"Dan saya asumsikan buku ini adalah kepunyaan Francis Hermawan?"
Alfred mengangguk, "Betul, tuan. Mungkin ia lupa membawa pulang."
Kami berbincang -- bincang hal -- hal trivial lainnya sebelum aku memutuskan untuk menyudahi kunjungan di balkon itu. Ketika masuk ke dalam, aku melihat ke anjungan tingkat dua dan bertanya.
"Jadi, tidak ada satu pun anggota keluarga yang berada di tingkat dua?"
"Tidak ada, pak polisi. Kalaupun ada hanyalah tuan muda Guntur dan Lolita yang berkejar -- kejaran dengan pedang plastiknya di atas. Saya pun terpaksa naik ke atas dan menjaga mereka. Selebihnya, lantai dua kosong. Semuanya berada di lantai satu."

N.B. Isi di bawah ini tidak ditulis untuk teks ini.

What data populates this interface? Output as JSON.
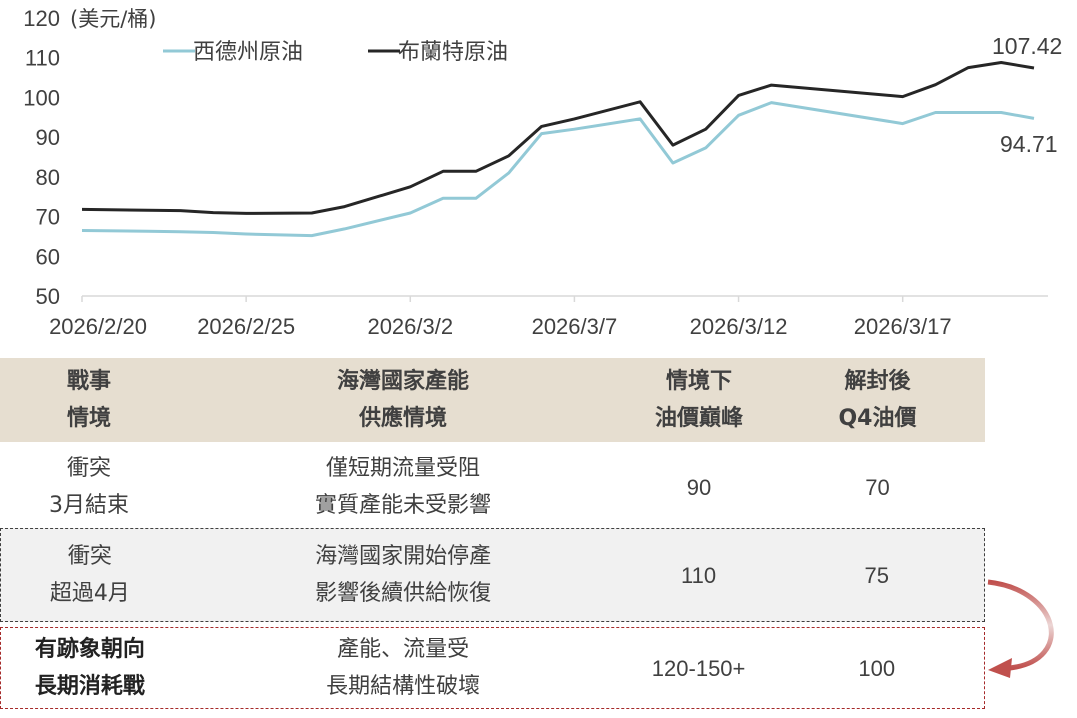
{
  "chart_data": {
    "type": "line",
    "unit_label": "(美元/桶)",
    "ylim": [
      50,
      120
    ],
    "y_ticks": [
      50,
      60,
      70,
      80,
      90,
      100,
      110,
      120
    ],
    "x_tick_labels": [
      "2026/2/20",
      "2026/2/25",
      "2026/3/2",
      "2026/3/7",
      "2026/3/12",
      "2026/3/17"
    ],
    "x_tick_positions": [
      0,
      5,
      10,
      15,
      20,
      25
    ],
    "series": [
      {
        "name": "西德州原油",
        "color": "#92c9d6",
        "x": [
          0,
          2,
          3,
          4,
          5,
          7,
          8,
          10,
          11,
          12,
          13,
          14,
          15,
          17,
          18,
          19,
          20,
          21,
          25,
          26,
          27,
          28,
          29
        ],
        "values": [
          66.5,
          66.3,
          66.2,
          66.0,
          65.6,
          65.2,
          66.9,
          70.9,
          74.6,
          74.6,
          81.0,
          90.9,
          92.0,
          94.6,
          83.5,
          87.3,
          95.5,
          98.7,
          93.4,
          96.2,
          96.2,
          96.2,
          94.71
        ],
        "end_label": "94.71"
      },
      {
        "name": "布蘭特原油",
        "color": "#262626",
        "x": [
          0,
          2,
          3,
          4,
          5,
          7,
          8,
          10,
          11,
          12,
          13,
          14,
          15,
          17,
          18,
          19,
          20,
          21,
          25,
          26,
          27,
          28,
          29
        ],
        "values": [
          71.8,
          71.6,
          71.5,
          71.0,
          70.8,
          70.9,
          72.5,
          77.5,
          81.4,
          81.4,
          85.3,
          92.7,
          94.6,
          98.9,
          88.0,
          92.0,
          100.5,
          103.1,
          100.2,
          103.2,
          107.5,
          108.8,
          107.42
        ],
        "end_label": "107.42"
      }
    ]
  },
  "table": {
    "header": [
      [
        "戰事",
        "情境"
      ],
      [
        "海灣國家產能",
        "供應情境"
      ],
      [
        "情境下",
        "油價巔峰"
      ],
      [
        "解封後",
        "Q4油價"
      ]
    ],
    "rows": [
      {
        "c1": [
          "衝突",
          "3月結束"
        ],
        "c2": [
          "僅短期流量受阻",
          "實質產能未受影響"
        ],
        "c3": "90",
        "c4": "70"
      },
      {
        "c1": [
          "衝突",
          "超過4月"
        ],
        "c2": [
          "海灣國家開始停產",
          "影響後續供給恢復"
        ],
        "c3": "110",
        "c4": "75"
      },
      {
        "c1": [
          "有跡象朝向",
          "長期消耗戰"
        ],
        "c2": [
          "產能、流量受",
          "長期結構性破壞"
        ],
        "c3": "120-150+",
        "c4": "100"
      }
    ]
  },
  "colors": {
    "header_bg": "#e6ded0",
    "highlight_bg": "#f1f1f1",
    "arrow": "#c0504d",
    "dash_red": "#a52a2a"
  }
}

Pedang plastik itu mengingatkanku akan sesuatu yang mengganjal. "Katakan padaku, tuan Alfred. Apakah tuan Bobby memiliki sakit kaki, misalnya asam urat? Mengapa ia memiliki tongkat -- tongkat?"

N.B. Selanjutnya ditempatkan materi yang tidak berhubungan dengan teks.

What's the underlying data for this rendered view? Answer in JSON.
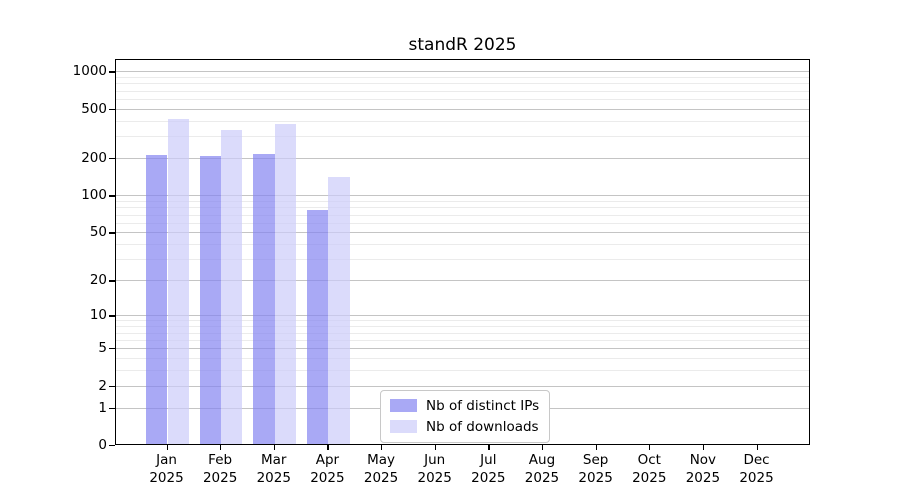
{
  "title": "standR 2025",
  "chart_data": {
    "type": "bar",
    "title": "standR 2025",
    "categories": [
      "Jan",
      "Feb",
      "Mar",
      "Apr",
      "May",
      "Jun",
      "Jul",
      "Aug",
      "Sep",
      "Oct",
      "Nov",
      "Dec"
    ],
    "year_label": "2025",
    "series": [
      {
        "name": "Nb of distinct IPs",
        "color": "rgba(132,132,241,0.70)",
        "values": [
          210,
          204,
          213,
          75,
          null,
          null,
          null,
          null,
          null,
          null,
          null,
          null
        ]
      },
      {
        "name": "Nb of downloads",
        "color": "rgba(204,204,250,0.70)",
        "values": [
          410,
          334,
          373,
          138,
          null,
          null,
          null,
          null,
          null,
          null,
          null,
          null
        ]
      }
    ],
    "y_axis": {
      "scale": "log1p",
      "ticks": [
        0,
        1,
        2,
        5,
        10,
        20,
        50,
        100,
        200,
        500,
        1000
      ],
      "minor_gridlines": [
        3,
        4,
        6,
        7,
        8,
        9,
        30,
        40,
        60,
        70,
        80,
        90,
        300,
        400,
        600,
        700,
        800,
        900
      ],
      "top_value": 1259
    },
    "legend_position": "bottom-center-inside",
    "grid": true
  },
  "colors": {
    "distinct_ips_bar": "rgba(132,132,241,0.70)",
    "downloads_bar": "rgba(204,204,250,0.70)",
    "major_gridline": "#c4c4c4",
    "minor_gridline": "#ebebeb",
    "axis_spine": "#000000",
    "legend_border": "#c8c8c8"
  }
}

Alfred menggeleng, "Tidak, tidak. Bukan asam urat. Hanya saja, nona kecil di sini kadang -- kadang kelewat batas. Nona Lolita pernah memukul kaki kakeknya hingga terkilir dan lumpuh. Butuh waktu lima bulan hingga kakinya berjalan normal lagi."
Aku mengangguk. Aku berdiskusi dengan James dan Jamet apakah ada yang perlu diulik lagi dari kediaman Bobby Hermawan, karena kurasa sudah cukup dalam penyelidikan kali ini. Jamet tiba -- tiba menyergah.
"Satu lagi sebelum kita pulang, Kilesa. Coba ke sini, tuan Alfred."
Kami berjalan menuju salah satu sudut dinding di ruang tengah. Terpampang sebuah foto Bobby dan seorang perempuan. Keduanya berada dalam usia muda.
"Orang ini, apakah mendiang istri Bobby Hermawan?"